Another of Baron’s largest holdings today is animal medicine company IDEXX Laboratories, shares of which jumped by almost 90% in 2020. The veteran investor loves IDEXX’s “huge margins,” arguing that the company’s economies of scale help it gobble up market share. (Idexx has a market capitalization of $45 billion, compared to rivals like VCA Antech, which has a market cap of just $5 billion). The company is able to leverage its national lab network into higher margins than small-scale labs can offer, Baron points out. Given that IDEXX is growing at a high single-digit rate and maintains a strong balance sheet, Baron forecasts that he will double his investment over the next five years.
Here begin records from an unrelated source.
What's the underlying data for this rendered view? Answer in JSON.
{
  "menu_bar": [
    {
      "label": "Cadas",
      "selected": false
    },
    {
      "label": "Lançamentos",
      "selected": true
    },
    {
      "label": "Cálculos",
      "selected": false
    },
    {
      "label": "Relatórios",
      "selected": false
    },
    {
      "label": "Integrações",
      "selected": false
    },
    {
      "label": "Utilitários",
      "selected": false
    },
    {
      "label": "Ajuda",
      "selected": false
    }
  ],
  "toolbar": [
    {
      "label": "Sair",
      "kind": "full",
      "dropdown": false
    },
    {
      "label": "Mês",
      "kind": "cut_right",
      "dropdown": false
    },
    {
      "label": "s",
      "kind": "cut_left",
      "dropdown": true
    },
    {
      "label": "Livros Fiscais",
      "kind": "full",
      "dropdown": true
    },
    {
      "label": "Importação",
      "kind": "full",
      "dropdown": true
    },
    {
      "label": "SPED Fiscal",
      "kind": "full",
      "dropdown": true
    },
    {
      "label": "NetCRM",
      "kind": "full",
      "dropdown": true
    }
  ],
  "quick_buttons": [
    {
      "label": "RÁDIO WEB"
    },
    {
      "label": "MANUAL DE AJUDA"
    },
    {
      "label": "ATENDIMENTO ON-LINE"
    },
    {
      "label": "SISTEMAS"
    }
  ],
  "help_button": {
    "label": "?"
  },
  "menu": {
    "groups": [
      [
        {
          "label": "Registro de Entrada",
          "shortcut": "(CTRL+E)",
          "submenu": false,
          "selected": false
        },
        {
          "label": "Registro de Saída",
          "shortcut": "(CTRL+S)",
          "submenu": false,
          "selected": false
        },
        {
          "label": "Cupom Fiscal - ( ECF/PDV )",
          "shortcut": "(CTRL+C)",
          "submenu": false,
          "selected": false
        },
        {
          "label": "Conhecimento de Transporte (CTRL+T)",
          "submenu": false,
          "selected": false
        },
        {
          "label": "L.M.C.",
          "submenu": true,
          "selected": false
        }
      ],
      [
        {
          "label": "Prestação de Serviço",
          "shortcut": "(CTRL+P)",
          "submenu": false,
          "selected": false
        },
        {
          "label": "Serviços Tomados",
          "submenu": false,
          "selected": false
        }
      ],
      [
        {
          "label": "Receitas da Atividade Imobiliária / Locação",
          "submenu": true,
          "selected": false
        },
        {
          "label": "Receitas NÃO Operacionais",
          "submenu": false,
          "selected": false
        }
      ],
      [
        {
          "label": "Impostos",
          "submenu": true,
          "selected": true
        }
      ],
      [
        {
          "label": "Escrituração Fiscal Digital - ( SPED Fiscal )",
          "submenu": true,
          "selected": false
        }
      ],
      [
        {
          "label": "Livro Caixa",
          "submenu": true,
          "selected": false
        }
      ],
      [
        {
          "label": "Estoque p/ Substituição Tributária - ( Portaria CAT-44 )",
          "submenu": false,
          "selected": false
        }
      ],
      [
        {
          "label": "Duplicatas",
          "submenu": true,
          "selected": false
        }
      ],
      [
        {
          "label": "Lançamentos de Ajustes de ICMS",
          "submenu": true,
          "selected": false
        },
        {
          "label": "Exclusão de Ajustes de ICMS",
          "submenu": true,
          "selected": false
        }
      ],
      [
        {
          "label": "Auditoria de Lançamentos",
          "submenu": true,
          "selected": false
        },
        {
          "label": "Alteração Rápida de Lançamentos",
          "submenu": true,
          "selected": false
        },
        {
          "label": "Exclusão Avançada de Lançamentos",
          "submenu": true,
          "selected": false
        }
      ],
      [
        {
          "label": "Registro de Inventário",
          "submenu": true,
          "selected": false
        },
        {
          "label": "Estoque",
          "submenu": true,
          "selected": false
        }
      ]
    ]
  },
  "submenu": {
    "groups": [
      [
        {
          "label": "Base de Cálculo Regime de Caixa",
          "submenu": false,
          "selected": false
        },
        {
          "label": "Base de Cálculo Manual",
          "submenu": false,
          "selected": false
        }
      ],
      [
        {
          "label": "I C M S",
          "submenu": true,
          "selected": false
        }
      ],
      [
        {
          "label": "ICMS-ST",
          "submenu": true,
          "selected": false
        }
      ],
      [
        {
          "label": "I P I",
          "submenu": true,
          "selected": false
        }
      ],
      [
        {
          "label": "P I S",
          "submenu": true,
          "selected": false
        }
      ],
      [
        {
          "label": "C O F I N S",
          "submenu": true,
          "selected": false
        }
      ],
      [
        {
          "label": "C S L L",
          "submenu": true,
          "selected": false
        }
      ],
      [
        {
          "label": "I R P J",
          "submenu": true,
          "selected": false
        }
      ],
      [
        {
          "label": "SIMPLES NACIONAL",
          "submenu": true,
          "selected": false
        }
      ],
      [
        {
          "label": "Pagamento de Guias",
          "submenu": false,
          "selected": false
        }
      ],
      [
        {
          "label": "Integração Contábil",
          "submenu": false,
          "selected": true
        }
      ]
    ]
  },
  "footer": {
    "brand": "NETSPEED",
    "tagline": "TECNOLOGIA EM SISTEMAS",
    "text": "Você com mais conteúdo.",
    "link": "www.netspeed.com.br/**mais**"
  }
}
Baron also likes commercial real estate data provider CoStar, which he started buying during the early 2000s for around $20 to $30 per share. Today, the stock trades at over $900 per share, having jumped nearly 50% last year despite the pandemic wreaking havoc on many commercial properties. Baron calls CoStar, which is growing its business at around 20% annually, the “Bloomberg of real estate” and sees further upside ahead. “We want companies in big, adjustable markets that can take large shares,” says his son, David. “CoStar is the perfect example of that.” The company has also been reinvesting its capital to make its business harder to replicate—CoStar has invested over $1 billion towards building its proprietary database over the years. Baron points out that this should only add to its competitive advantage. “Any potential competitor would have to spend years and potentially billions of dollars to replicate CoStar’s data offering,” writes Morningstar analyst Kevin Brown.